Ever Power would withdraw its $1.8M in escrow

Published: Monday, May 5, 2014 2:28 p.m. CST • Updated: Tuesday, May 6, 2014 1:58 p.m. CST

PRINCETON – When the Big Sky wind farm started a few years ago in Bureau County, it set aside money in escrow, in case the company abandoned the project and the county needed to take down the turbines.

That money was required by the county. The account contains nearly $1.8 million.

Now, the wind farm's prospective owner wants to do away with the escrow account and go, instead, with a letter of credit, which is a bank-guaranteed promise to pay.

In a 5-2 vote, the county's zoning board last month recommended the County Board keep the cash in escrow. Shortly after, the County Board delayed a decision until State's Attorney Pat Herrmann could get an opinion from a Springfield attorney, according to the meeting minutes.

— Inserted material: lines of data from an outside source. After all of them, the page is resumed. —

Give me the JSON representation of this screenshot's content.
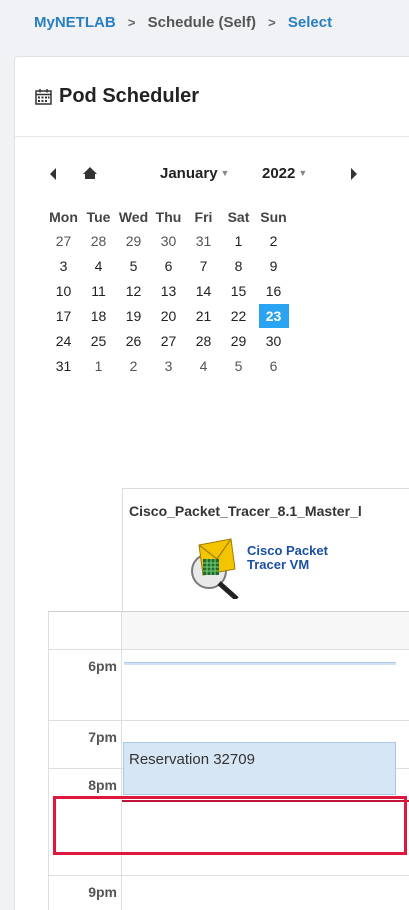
{
  "breadcrumb": {
    "home": "MyNETLAB",
    "middle": "Schedule (Self)",
    "current": "Select",
    "separator": ">"
  },
  "panel": {
    "title": "Pod Scheduler"
  },
  "calendar": {
    "month": "January",
    "year": "2022",
    "weekdays": [
      "Mon",
      "Tue",
      "Wed",
      "Thu",
      "Fri",
      "Sat",
      "Sun"
    ],
    "weeks": [
      [
        "27",
        "28",
        "29",
        "30",
        "31",
        "1",
        "2"
      ],
      [
        "3",
        "4",
        "5",
        "6",
        "7",
        "8",
        "9"
      ],
      [
        "10",
        "11",
        "12",
        "13",
        "14",
        "15",
        "16"
      ],
      [
        "17",
        "18",
        "19",
        "20",
        "21",
        "22",
        "23"
      ],
      [
        "24",
        "25",
        "26",
        "27",
        "28",
        "29",
        "30"
      ],
      [
        "31",
        "1",
        "2",
        "3",
        "4",
        "5",
        "6"
      ]
    ],
    "selected_day": "23"
  },
  "resource": {
    "name": "Cisco_Packet_Tracer_8.1_Master_l",
    "logo_line1": "Cisco Packet",
    "logo_line2": "Tracer VM"
  },
  "schedule": {
    "times": [
      "6pm",
      "7pm",
      "8pm",
      "9pm"
    ],
    "reservation_label": "Reservation 32709"
  },
  "colors": {
    "accent": "#29a3f2",
    "highlight": "#e0173d",
    "reservation_fill": "#d6e6f4"
  }
}
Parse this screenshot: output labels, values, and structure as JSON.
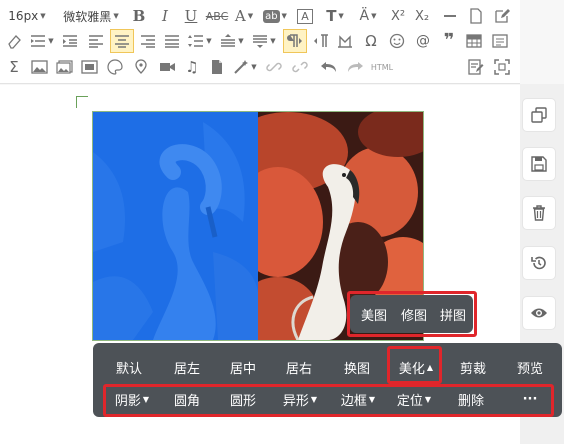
{
  "toolbar": {
    "font_size": "16px",
    "font_family": "微软雅黑",
    "html_label": "HTML"
  },
  "beautify_popup": {
    "items": [
      "美图",
      "修图",
      "拼图"
    ]
  },
  "image_toolbar": {
    "row1": [
      "默认",
      "居左",
      "居中",
      "居右",
      "换图",
      "美化",
      "剪裁",
      "预览"
    ],
    "row2": [
      "阴影",
      "圆角",
      "圆形",
      "异形",
      "边框",
      "定位",
      "删除",
      "···"
    ]
  },
  "colors": {
    "popup_bg": "#4d5257",
    "highlight": "#e0262b",
    "left_tint": "#1d6de6"
  }
}
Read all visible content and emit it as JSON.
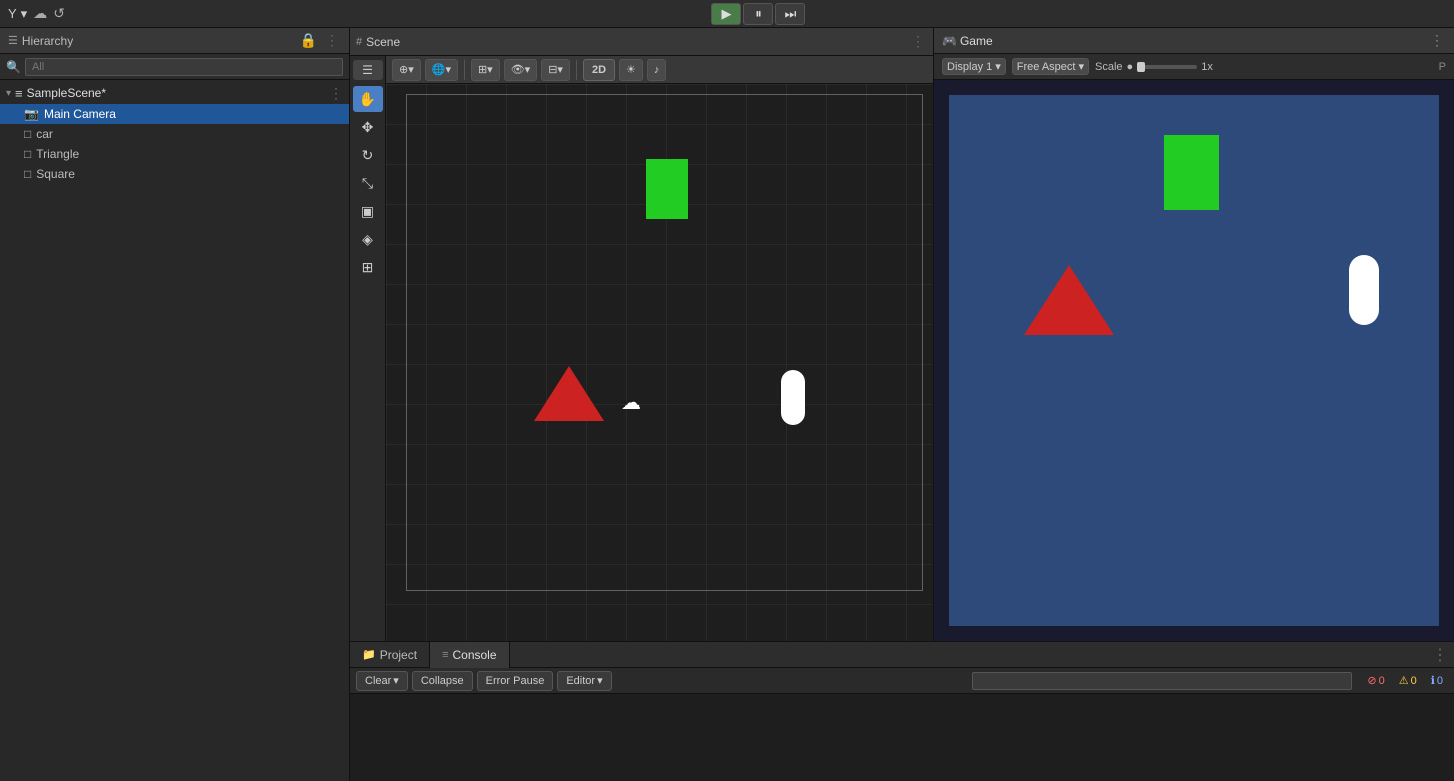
{
  "topbar": {
    "logo": "Y",
    "logo_dropdown": "▾",
    "cloud_label": "☁",
    "collab_label": "↺",
    "transport": {
      "play_label": "▶",
      "pause_label": "⏸",
      "step_label": "⏭"
    }
  },
  "hierarchy": {
    "title": "Hierarchy",
    "title_icon": "☰",
    "lock_icon": "🔒",
    "kebab": "⋮",
    "search_placeholder": "All",
    "scene_name": "SampleScene*",
    "scene_icon": "≡",
    "expand_arrow": "▾",
    "items": [
      {
        "name": "Main Camera",
        "icon": "📷",
        "indent": 1
      },
      {
        "name": "car",
        "icon": "□",
        "indent": 1
      },
      {
        "name": "Triangle",
        "icon": "□",
        "indent": 1
      },
      {
        "name": "Square",
        "icon": "□",
        "indent": 1
      }
    ]
  },
  "scene": {
    "title": "Scene",
    "title_icon": "#",
    "kebab": "⋮",
    "tools": {
      "hand": "✋",
      "move": "✥",
      "rotate": "↻",
      "scale": "⤡",
      "rect": "▣",
      "custom": "◈",
      "combo": "⊞"
    },
    "grid_icon": "⊞",
    "toggle_2d": "2D",
    "light_icon": "☀",
    "audio_icon": "♪",
    "display_dropdown": "Display 1",
    "aspect_label": "Free Aspect",
    "scale_label": "Scale",
    "scale_dot": "●",
    "scale_value": "1x",
    "p_label": "P"
  },
  "game": {
    "title": "Game",
    "title_icon": "🎮",
    "tab_label": "Game",
    "kebab": "⋮",
    "display_label": "Display 1",
    "aspect_label": "Free Aspect",
    "scale_label": "Scale",
    "scale_dot": "●",
    "scale_value": "1x",
    "p_label": "P"
  },
  "bottom": {
    "project_tab": "Project",
    "project_icon": "📁",
    "console_tab": "Console",
    "console_icon": "≡",
    "kebab": "⋮",
    "console_clear": "Clear",
    "console_clear_arrow": "▾",
    "console_collapse": "Collapse",
    "console_error_pause": "Error Pause",
    "console_editor": "Editor",
    "console_editor_arrow": "▾",
    "search_placeholder": "",
    "badge_error_icon": "⊘",
    "badge_error_count": "0",
    "badge_warning_icon": "⚠",
    "badge_warning_count": "0",
    "badge_info_icon": "ℹ",
    "badge_info_count": "0"
  },
  "colors": {
    "accent_blue": "#1f5799",
    "game_bg": "#2e4a7a",
    "green_shape": "#22cc22",
    "red_shape": "#cc2222",
    "panel_bg": "#282828",
    "toolbar_bg": "#383838"
  }
}
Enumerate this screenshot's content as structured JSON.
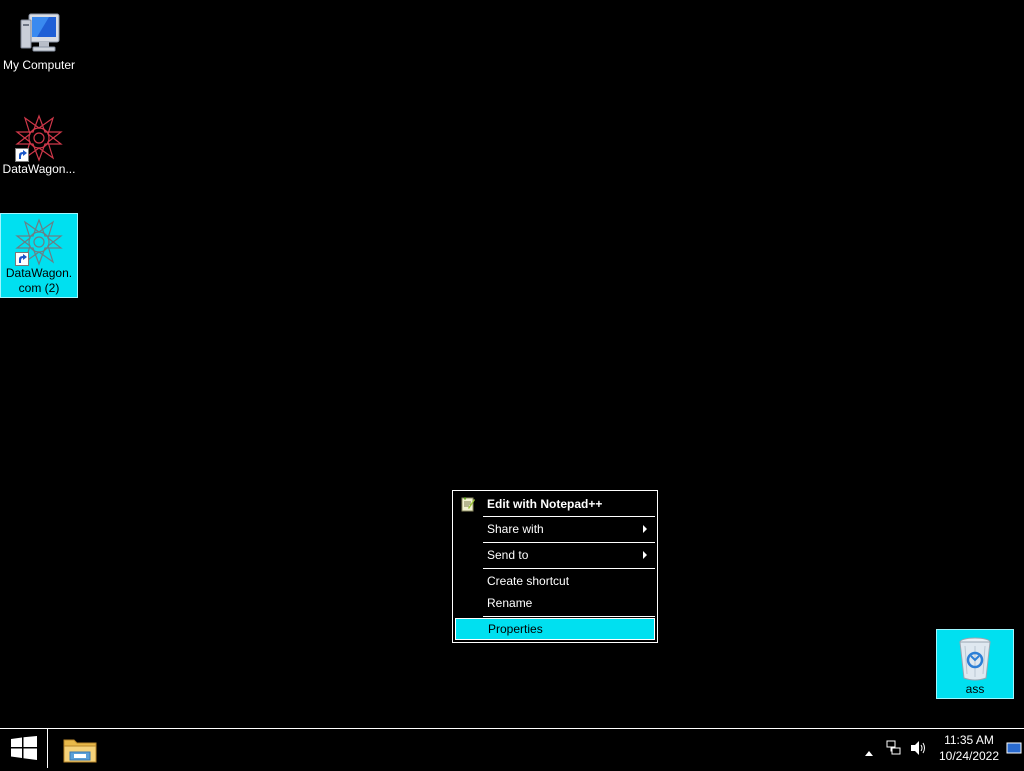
{
  "desktop": {
    "icons": [
      {
        "label": "My Computer",
        "icon": "computer-icon"
      },
      {
        "label": "DataWagon...",
        "icon": "datawagon-star-icon"
      },
      {
        "label": "DataWagon.com (2)",
        "icon": "datawagon-star-icon"
      },
      {
        "label": "ass",
        "icon": "recycle-bin-icon"
      }
    ],
    "selection_color": "#00e0f0"
  },
  "context_menu": {
    "items": [
      {
        "label": "Edit with Notepad++",
        "icon": "notepadpp-icon",
        "bold": true
      },
      {
        "label": "Share with",
        "submenu": true
      },
      {
        "label": "Send to",
        "submenu": true
      },
      {
        "label": "Create shortcut"
      },
      {
        "label": "Rename"
      },
      {
        "label": "Properties",
        "highlighted": true
      }
    ]
  },
  "taskbar": {
    "start_icon": "windows-logo-icon",
    "pinned": [
      {
        "name": "File Explorer",
        "icon": "folder-icon"
      }
    ],
    "tray": {
      "icons": [
        "show-hidden-icons-chevron",
        "network-icon",
        "volume-icon",
        "show-desktop-icon"
      ],
      "time": "11:35 AM",
      "date": "10/24/2022"
    }
  }
}
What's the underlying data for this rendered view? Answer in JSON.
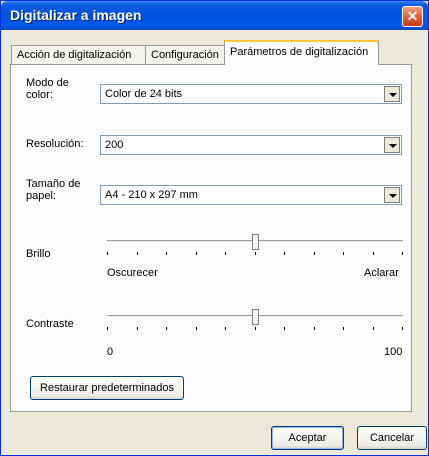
{
  "window": {
    "title": "Digitalizar a imagen"
  },
  "tabs": [
    {
      "label": "Acción de digitalización"
    },
    {
      "label": "Configuración"
    },
    {
      "label": "Parámetros de digitalización"
    }
  ],
  "color_mode": {
    "label": "Modo de\ncolor:",
    "value": "Color de 24 bits"
  },
  "resolution": {
    "label": "Resolución:",
    "value": "200"
  },
  "paper_size": {
    "label": "Tamaño de\npapel:",
    "value": "A4 - 210 x 297 mm"
  },
  "brightness": {
    "label": "Brillo",
    "min_label": "Oscurecer",
    "max_label": "Aclarar",
    "level": 0.5
  },
  "contrast": {
    "label": "Contraste",
    "min_label": "0",
    "max_label": "100",
    "level": 0.5
  },
  "restore_button": "Restaurar predeterminados",
  "ok_button": "Aceptar",
  "cancel_button": "Cancelar"
}
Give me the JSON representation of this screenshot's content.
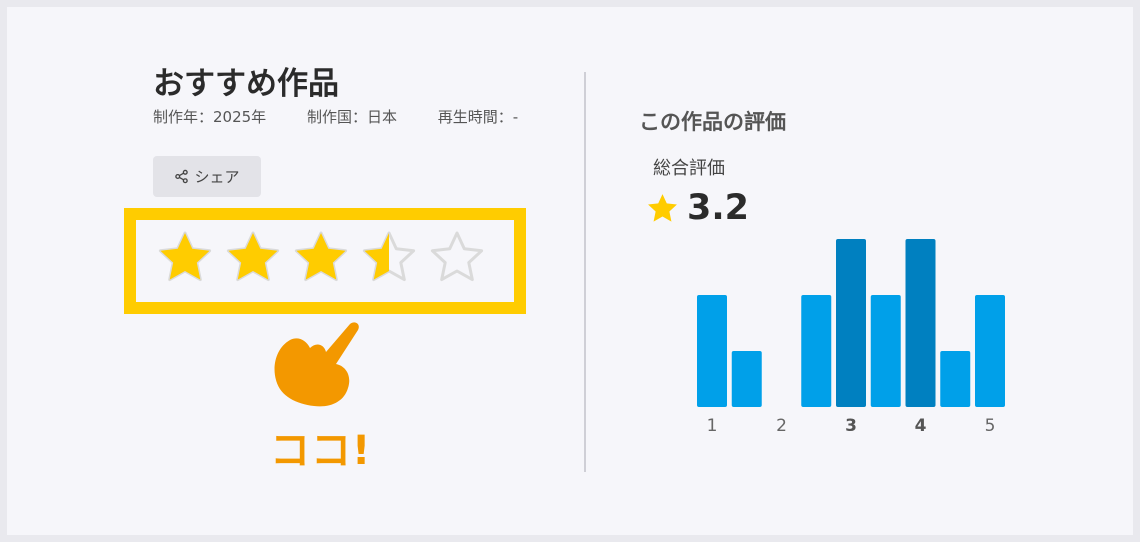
{
  "work": {
    "title": "おすすめ作品",
    "year": "制作年：2025年",
    "country": "制作国：日本",
    "duration": "再生時間：-",
    "share_label": "シェア"
  },
  "user_rating": {
    "value": 3.5,
    "max": 5,
    "filled_color": "#ffcc00",
    "empty_color": "#dadada",
    "highlight_color": "#ffcc00"
  },
  "annotation": {
    "text": "ココ!",
    "color": "#f39800",
    "icon": "pointing-hand-icon"
  },
  "evaluation": {
    "heading": "この作品の評価",
    "overall_label": "総合評価",
    "score": "3.2",
    "star_color": "#ffcc00"
  },
  "chart_data": {
    "type": "bar",
    "x": [
      1,
      1.5,
      2,
      2.5,
      3,
      3.5,
      4,
      4.5,
      5
    ],
    "values": [
      2,
      1,
      0,
      2,
      3,
      2,
      3,
      1,
      2
    ],
    "highlighted_categories": [
      3,
      4
    ],
    "tick_labels": [
      "1",
      "2",
      "3",
      "4",
      "5"
    ],
    "bold_ticks": [
      "3",
      "4"
    ],
    "color": "#00a0e9",
    "highlight_color": "#0080c0",
    "ylim": [
      0,
      3
    ]
  }
}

At a meeting Monday night, the zoning board is expected to reconsider the issue. The County Board is slated to vote on Pittsburgh-based Ever Power's request next Tuesday.

Ever Power has 114 turbines, about evenly split between Bureau and Lee counties, many of which surround the Bureau County village of Ohio.

Deb Anderson, who lives in that area, has long called for more regulation of wind turbines, including tough decommissioning standards.

"A letter of credit is only as good as the paper it's written on," Anderson said. "The way the banking industry is right now, what's to say the bank won't go belly up?"

Besides, she said, the nearly $1.8 million is nowhere near the amount of money that would be needed to take down the turbines.

Former Franklin Grove Village President Bob Logan, who has researched wind energy issues, agreed.

"Cash escrow means you have the money on hand," Logan said. "If the [wind] companies go bankrupt, as many of them do, the letters of credit are worthless. Cash escrow is definitely better than a line of credit."

Ever Power is about ready to close on the purchase of the Big Sky wind farm from India-based Suzlon, said Mike Speerschneider, the company's public policy officer.

"We think a letter of credit is just as safe," he said. "We're working with the county to work within the parameters of the decommissioning plan."

Lee County has a letter of credit for its half of the Big Sky project, Speerschneider said.

To attend

The Bureau County Board will meet at 6:30 p.m. Tuesday, May 13, at the County Courthouse. It is expected to vote on Pittsburgh-based Ever Power’s request to move nearly $1.8 million from escrow to a letter of credit.